TSMC have delivered consistently. Intel have failed to year after year. Why should we believe the Intel roadmap now?
TSMC said it won't start production at its 2nm node until the second half of 2025 or possibly the end of that year, which could signal a shift in the competitive landscape. The Taiwanese chip foundry revealed the timeline for its 2nm node, known officially as N2, during a conference call [PDF] last week for its first-quarter …
I don't wish Intel any ill will...But as someone that grew up near a 1 mile thoroughbred race track, it's hard to see how a formerly champion horse that was renamed to "14++...++" could suddenly reemerge as a winner.
Even the supply chain dynamics would seem to make that challenging. No matter how many $300M+ checks one writes to ASML, high NA EUV machines aren't showing up the next day even if one is a Prime member.
There is a lot going on here. It sounds just like numbers going down, but the passage to 20A and beyond also involves a new transistor architecture, power vias, new metals for via filling, ... Reliability will be somewhat of an unknown until they hit the market, plus the main questions right now seem to be related to architecture, not scaling (something which Intel is seemingly also well aware of, see Loihi and multi-ISA).

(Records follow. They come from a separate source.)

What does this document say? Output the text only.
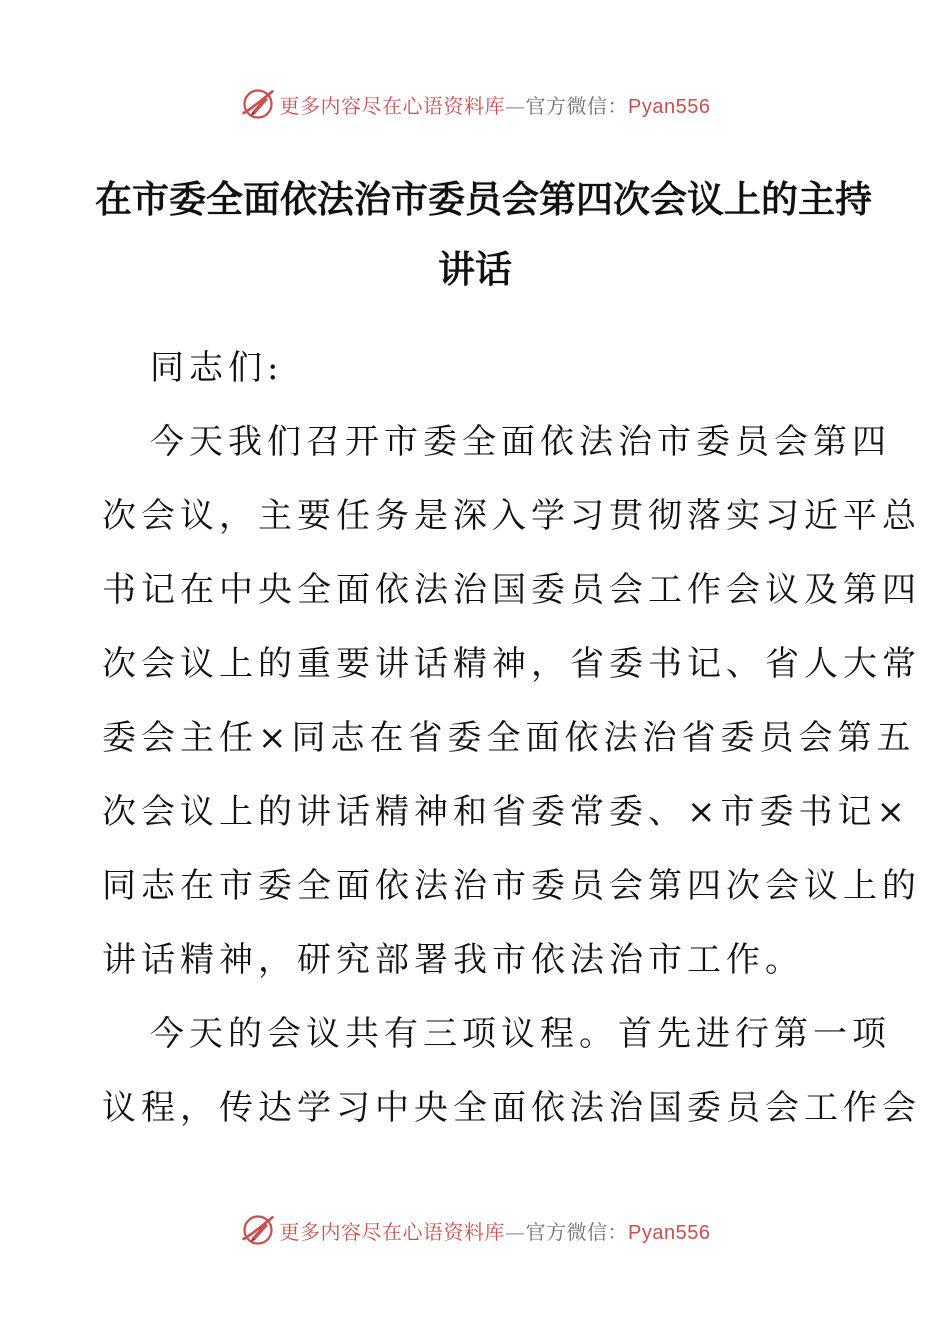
更多内容尽在心语资料库—官方微信：Pyan556
在市委全面依法治市委员会第四次会议上的主持
讲话

同志们:

今天我们召开市委全面依法治市委员会第四
次会议，主要任务是深入学习贯彻落实习近平总
书记在中央全面依法治国委员会工作会议及第四
次会议上的重要讲话精神，省委书记、省人大常
委会主任×同志在省委全面依法治省委员会第五
次会议上的讲话精神和省委常委、×市委书记×
同志在市委全面依法治市委员会第四次会议上的
讲话精神，研究部署我市依法治市工作。

今天的会议共有三项议程。首先进行第一项
议程，传达学习中央全面依法治国委员会工作会

更多内容尽在心语资料库—官方微信：Pyan556
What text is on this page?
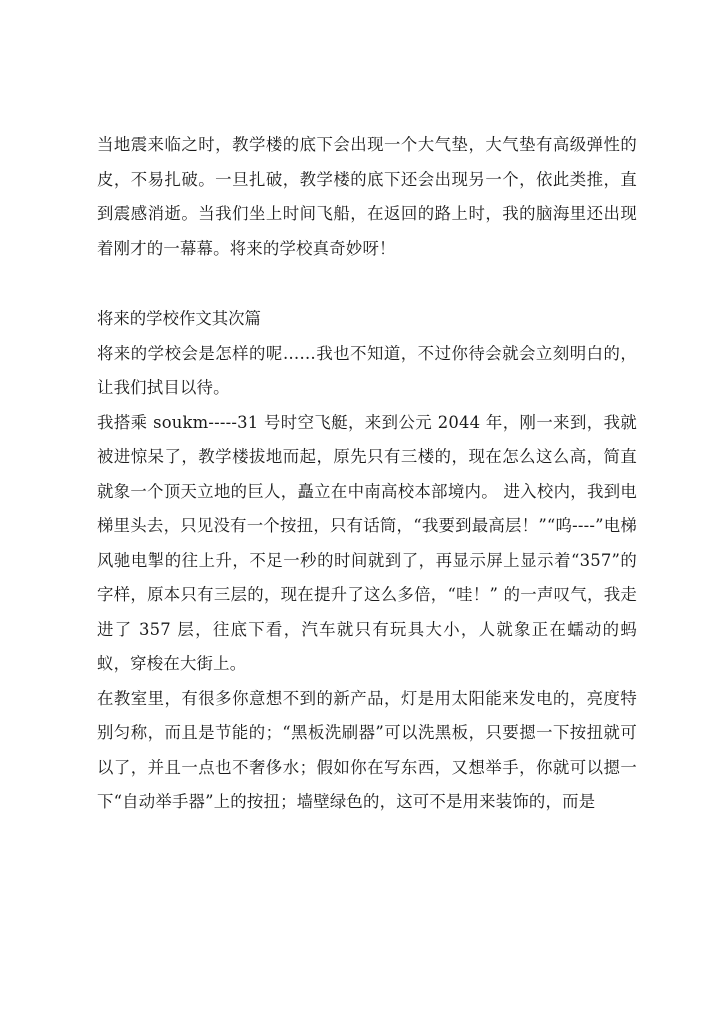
当地震来临之时，教学楼的底下会出现一个大气垫，大气垫有高级弹性的皮，不易扎破。一旦扎破，教学楼的底下还会出现另一个，依此类推，直到震感消逝。当我们坐上时间飞船，在返回的路上时，我的脑海里还出现着刚才的一幕幕。将来的学校真奇妙呀！

将来的学校作文其次篇

将来的学校会是怎样的呢……我也不知道，不过你待会就会立刻明白的，让我们拭目以待。

我搭乘 soukm-----31 号时空飞艇，来到公元 2044 年，刚一来到，我就被进惊呆了，教学楼拔地而起，原先只有三楼的，现在怎么这么高，简直就象一个顶天立地的巨人，矗立在中南高校本部境内。 进入校内，我到电梯里头去，只见没有一个按扭，只有话筒，“我要到最高层！”“呜----”电梯风驰电掣的往上升，不足一秒的时间就到了，再显示屏上显示着“357”的字样，原本只有三层的，现在提升了这么多倍，“哇！” 的一声叹气，我走进了 357 层，往底下看，汽车就只有玩具大小，人就象正在蠕动的蚂蚁，穿梭在大街上。

在教室里，有很多你意想不到的新产品，灯是用太阳能来发电的，亮度特别匀称，而且是节能的；“黑板洗刷器”可以洗黑板，只要摁一下按扭就可以了，并且一点也不奢侈水；假如你在写东西，又想举手，你就可以摁一下“自动举手器”上的按扭；墙壁绿色的，这可不是用来装饰的，而是
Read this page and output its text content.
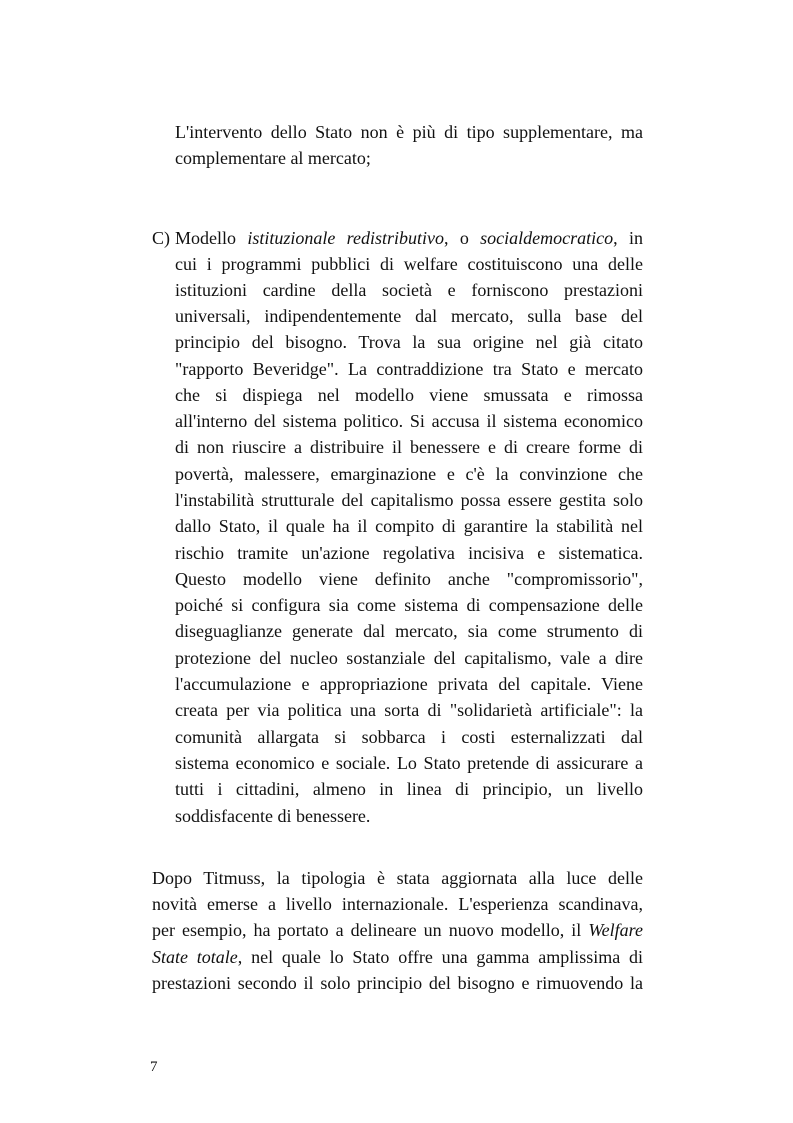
L'intervento dello Stato non è più di tipo supplementare, ma
complementare al mercato;
C) Modello istituzionale redistributivo, o socialdemocratico, in
cui i programmi pubblici di welfare costituiscono una delle
istituzioni cardine della società e forniscono prestazioni
universali, indipendentemente dal mercato, sulla base del
principio del bisogno. Trova la sua origine nel già citato
"rapporto Beveridge". La contraddizione tra Stato e mercato
che si dispiega nel modello viene smussata e rimossa
all'interno del sistema politico. Si accusa il sistema economico
di non riuscire a distribuire il benessere e di creare forme di
povertà, malessere, emarginazione e c'è la convinzione che
l'instabilità strutturale del capitalismo possa essere gestita solo
dallo Stato, il quale ha il compito di garantire la stabilità nel
rischio tramite un'azione regolativa incisiva e sistematica.
Questo modello viene definito anche "compromissorio",
poiché si configura sia come sistema di compensazione delle
diseguaglianze generate dal mercato, sia come strumento di
protezione del nucleo sostanziale del capitalismo, vale a dire
l'accumulazione e appropriazione privata del capitale. Viene
creata per via politica una sorta di "solidarietà artificiale": la
comunità allargata si sobbarca i costi esternalizzati dal
sistema economico e sociale. Lo Stato pretende di assicurare a
tutti i cittadini, almeno in linea di principio, un livello
soddisfacente di benessere.
Dopo Titmuss, la tipologia è stata aggiornata alla luce delle
novità emerse a livello internazionale. L'esperienza scandinava,
per esempio, ha portato a delineare un nuovo modello, il Welfare
State totale, nel quale lo Stato offre una gamma amplissima di
prestazioni secondo il solo principio del bisogno e rimuovendo la
7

TSMC seems to be playing it not just safe but smart. They have a significant advantage in process capabilities (see chip-on-wafer and wafer-on-wafer for example). I mean, also look at what they are able to do with Cerebras.
Intel might not have the luxury to be too strategic, we'll see if they are stretching out too thin (pun not intended) or whether they really will have some ground to stand on. The answer might also depend on how their business will evolve in these 3 years (foundries, GPUs, how much market they will lose to competitors).
Last but not least, I am not even sure the comparison between Intel and TSMC is actually meaningful. It is not entirely clear whether the <20A nodes will be available to Intel's foundry customers. At a minimum, they might be exclusive to Intel products for x years before they are added to the foundry offering. In this case TSMC is again, playing it smart.
Marketing tripe might sound good to other marketers, but it really pisses off most technical people.
Either name your process for the size of an actual, physical feature, or stop pretending it's a length and use a codename instead, like for the products.